Miloš Zeman, photo: CTK
"I don't think this sort of row will have any lasting impact on
relations between the Czech Republic and Germany or Austria. There may be
some atmospheric disturbance at the beginning of the Zeman presidency, but
it has to be said that the foreign policy is laid down by the government in
the Czech Republic. The president, although his role is now disputed in the
constitutional sense, because he now has a direct mandate from the people,
certainly does not have a mandate to formulate foreign policy. And I think
most of the people in Germany and Austria who have been following this
debate in the Czech Republic realise that it's largely an internal debate,
that it has no real impact on the relationship between the states, at the
inter-state level."
But of course the president has a degree of wiggle room when he goes abroad and speaks in seminars and official meetings and speaks to journalists. Certainly Mr Klaus was quite creative with his loosely-defined role in Czech foreign policy. Do you think Milos Zeman will pay attention to what the government tells him to say and do abroad? Or will he be a bit more creative as well?

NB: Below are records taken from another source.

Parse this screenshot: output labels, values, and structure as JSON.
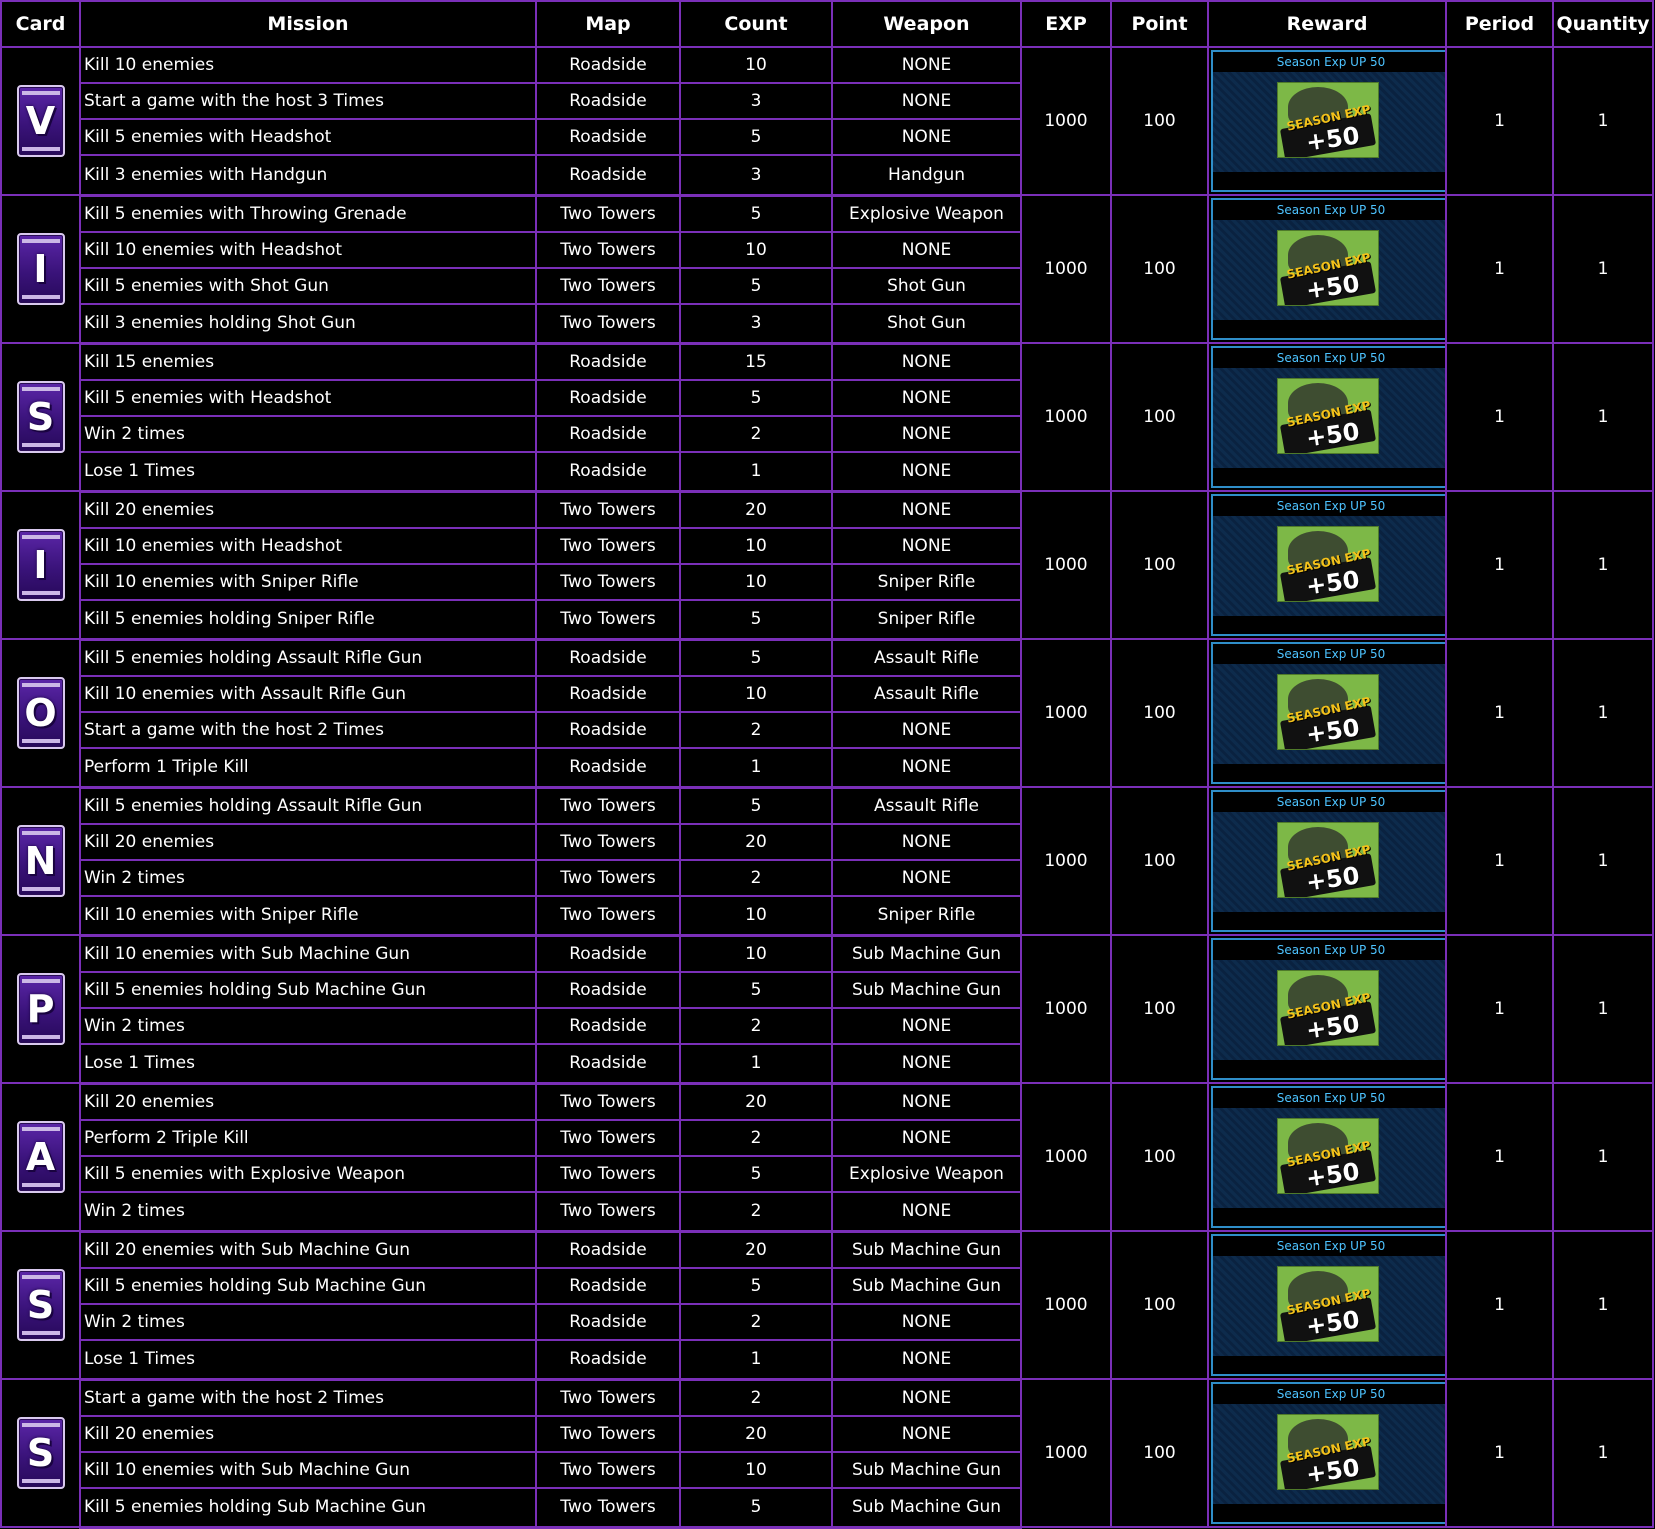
{
  "headers": [
    "Card",
    "Mission",
    "Map",
    "Count",
    "Weapon",
    "EXP",
    "Point",
    "Reward",
    "Period",
    "Quantity"
  ],
  "reward": {
    "title": "Season Exp UP 50",
    "icon_label": "SEASON EXP",
    "icon_amount": "+50"
  },
  "colors": {
    "border": "#7a2fb8",
    "card_purple": "#4a1c96",
    "reward_text": "#4dc3ff",
    "reward_frame": "#2f8ec9"
  },
  "groups": [
    {
      "card": "V",
      "exp": "1000",
      "point": "100",
      "period": "1",
      "quantity": "1",
      "missions": [
        {
          "mission": "Kill 10 enemies",
          "map": "Roadside",
          "count": "10",
          "weapon": "NONE"
        },
        {
          "mission": "Start a game with the host 3 Times",
          "map": "Roadside",
          "count": "3",
          "weapon": "NONE"
        },
        {
          "mission": "Kill 5 enemies with Headshot",
          "map": "Roadside",
          "count": "5",
          "weapon": "NONE"
        },
        {
          "mission": "Kill 3 enemies with Handgun",
          "map": "Roadside",
          "count": "3",
          "weapon": "Handgun"
        }
      ]
    },
    {
      "card": "I",
      "exp": "1000",
      "point": "100",
      "period": "1",
      "quantity": "1",
      "missions": [
        {
          "mission": "Kill 5 enemies with Throwing Grenade",
          "map": "Two Towers",
          "count": "5",
          "weapon": "Explosive Weapon"
        },
        {
          "mission": "Kill 10 enemies with Headshot",
          "map": "Two Towers",
          "count": "10",
          "weapon": "NONE"
        },
        {
          "mission": "Kill 5 enemies with Shot Gun",
          "map": "Two Towers",
          "count": "5",
          "weapon": "Shot Gun"
        },
        {
          "mission": "Kill 3 enemies holding Shot Gun",
          "map": "Two Towers",
          "count": "3",
          "weapon": "Shot Gun"
        }
      ]
    },
    {
      "card": "S",
      "exp": "1000",
      "point": "100",
      "period": "1",
      "quantity": "1",
      "missions": [
        {
          "mission": "Kill 15 enemies",
          "map": "Roadside",
          "count": "15",
          "weapon": "NONE"
        },
        {
          "mission": "Kill 5 enemies with Headshot",
          "map": "Roadside",
          "count": "5",
          "weapon": "NONE"
        },
        {
          "mission": "Win 2 times",
          "map": "Roadside",
          "count": "2",
          "weapon": "NONE"
        },
        {
          "mission": "Lose 1 Times",
          "map": "Roadside",
          "count": "1",
          "weapon": "NONE"
        }
      ]
    },
    {
      "card": "I",
      "exp": "1000",
      "point": "100",
      "period": "1",
      "quantity": "1",
      "missions": [
        {
          "mission": "Kill 20 enemies",
          "map": "Two Towers",
          "count": "20",
          "weapon": "NONE"
        },
        {
          "mission": "Kill 10 enemies with Headshot",
          "map": "Two Towers",
          "count": "10",
          "weapon": "NONE"
        },
        {
          "mission": "Kill 10 enemies with Sniper Rifle",
          "map": "Two Towers",
          "count": "10",
          "weapon": "Sniper Rifle"
        },
        {
          "mission": "Kill 5 enemies holding Sniper Rifle",
          "map": "Two Towers",
          "count": "5",
          "weapon": "Sniper Rifle"
        }
      ]
    },
    {
      "card": "O",
      "exp": "1000",
      "point": "100",
      "period": "1",
      "quantity": "1",
      "missions": [
        {
          "mission": "Kill 5 enemies holding Assault Rifle Gun",
          "map": "Roadside",
          "count": "5",
          "weapon": "Assault Rifle"
        },
        {
          "mission": "Kill 10 enemies with Assault Rifle Gun",
          "map": "Roadside",
          "count": "10",
          "weapon": "Assault Rifle"
        },
        {
          "mission": "Start a game with the host 2 Times",
          "map": "Roadside",
          "count": "2",
          "weapon": "NONE"
        },
        {
          "mission": "Perform 1 Triple Kill",
          "map": "Roadside",
          "count": "1",
          "weapon": "NONE"
        }
      ]
    },
    {
      "card": "N",
      "exp": "1000",
      "point": "100",
      "period": "1",
      "quantity": "1",
      "missions": [
        {
          "mission": "Kill 5 enemies holding Assault Rifle Gun",
          "map": "Two Towers",
          "count": "5",
          "weapon": "Assault Rifle"
        },
        {
          "mission": "Kill 20 enemies",
          "map": "Two Towers",
          "count": "20",
          "weapon": "NONE"
        },
        {
          "mission": "Win 2 times",
          "map": "Two Towers",
          "count": "2",
          "weapon": "NONE"
        },
        {
          "mission": "Kill 10 enemies with Sniper Rifle",
          "map": "Two Towers",
          "count": "10",
          "weapon": "Sniper Rifle"
        }
      ]
    },
    {
      "card": "P",
      "exp": "1000",
      "point": "100",
      "period": "1",
      "quantity": "1",
      "missions": [
        {
          "mission": "Kill 10 enemies with Sub Machine Gun",
          "map": "Roadside",
          "count": "10",
          "weapon": "Sub Machine Gun"
        },
        {
          "mission": "Kill 5 enemies holding Sub Machine Gun",
          "map": "Roadside",
          "count": "5",
          "weapon": "Sub Machine Gun"
        },
        {
          "mission": "Win 2 times",
          "map": "Roadside",
          "count": "2",
          "weapon": "NONE"
        },
        {
          "mission": "Lose 1 Times",
          "map": "Roadside",
          "count": "1",
          "weapon": "NONE"
        }
      ]
    },
    {
      "card": "A",
      "exp": "1000",
      "point": "100",
      "period": "1",
      "quantity": "1",
      "missions": [
        {
          "mission": "Kill 20 enemies",
          "map": "Two Towers",
          "count": "20",
          "weapon": "NONE"
        },
        {
          "mission": "Perform 2 Triple Kill",
          "map": "Two Towers",
          "count": "2",
          "weapon": "NONE"
        },
        {
          "mission": "Kill 5 enemies with Explosive Weapon",
          "map": "Two Towers",
          "count": "5",
          "weapon": "Explosive Weapon"
        },
        {
          "mission": "Win 2 times",
          "map": "Two Towers",
          "count": "2",
          "weapon": "NONE"
        }
      ]
    },
    {
      "card": "S",
      "exp": "1000",
      "point": "100",
      "period": "1",
      "quantity": "1",
      "missions": [
        {
          "mission": "Kill 20 enemies with Sub Machine Gun",
          "map": "Roadside",
          "count": "20",
          "weapon": "Sub Machine Gun"
        },
        {
          "mission": "Kill 5 enemies holding Sub Machine Gun",
          "map": "Roadside",
          "count": "5",
          "weapon": "Sub Machine Gun"
        },
        {
          "mission": "Win 2 times",
          "map": "Roadside",
          "count": "2",
          "weapon": "NONE"
        },
        {
          "mission": "Lose 1 Times",
          "map": "Roadside",
          "count": "1",
          "weapon": "NONE"
        }
      ]
    },
    {
      "card": "S",
      "exp": "1000",
      "point": "100",
      "period": "1",
      "quantity": "1",
      "missions": [
        {
          "mission": "Start a game with the host 2 Times",
          "map": "Two Towers",
          "count": "2",
          "weapon": "NONE"
        },
        {
          "mission": "Kill 20 enemies",
          "map": "Two Towers",
          "count": "20",
          "weapon": "NONE"
        },
        {
          "mission": "Kill 10 enemies with Sub Machine Gun",
          "map": "Two Towers",
          "count": "10",
          "weapon": "Sub Machine Gun"
        },
        {
          "mission": "Kill 5 enemies holding Sub Machine Gun",
          "map": "Two Towers",
          "count": "5",
          "weapon": "Sub Machine Gun"
        }
      ]
    }
  ]
}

"Well I think if you look ahead at the upcoming presidency of Milos
Zeman, there won't be the element of anti-European scepticism that was
brought into Czech politics by Vaclav Klaus. Milos Zeman is known to be a
European integrationist or federalist if you want, and he's somebody who's
in favour of European integration. Also, Mr Zeman - a leftist - is of a
different political persuasion than the centre-right government, so there
will be a certain tension between President Zeman and the government. But
here the constitution comes into play, and that as I have said gives the
guidelines of foreign policy into the hands of the government, not the
president."
As I'm sure you're aware there was an editorial in Die Welt newspaper calling on the German government not to invite Mr Zeman to Berlin. Obviously it's an influential newspaper, do you think editorials of that type have any influence at all on German policy or will they simply be ignored?
Bundestag, Berlin, photo: Klára Stejskalová
"I think they're taken into account but they're largely ignored in
terms of what the actual government policy is. Berlin will invite Milos
Zeman - they have no reason not to - he has not in fact engaged in any
actual anti-German rhetoric, as has been insinuated by both the article in
Die Welt which you've mentioned and in another article in Die Presse of
Vienna, also an influential newspaper. No, he was careful not to attack
Germany, and he has no reason to attack Germany. After all, he was on very
good terms for example with German Social Democratic chancellors, and he
has no reason to attack the current state of official Czech-German
relations, because both governments maintain they're at the best level
ever. I think Milos Zeman will not depart from that line, despite his views
of certain historical phenomena, like the Benes decrees and the expulsion
of the Sudeten Germans after the second world war."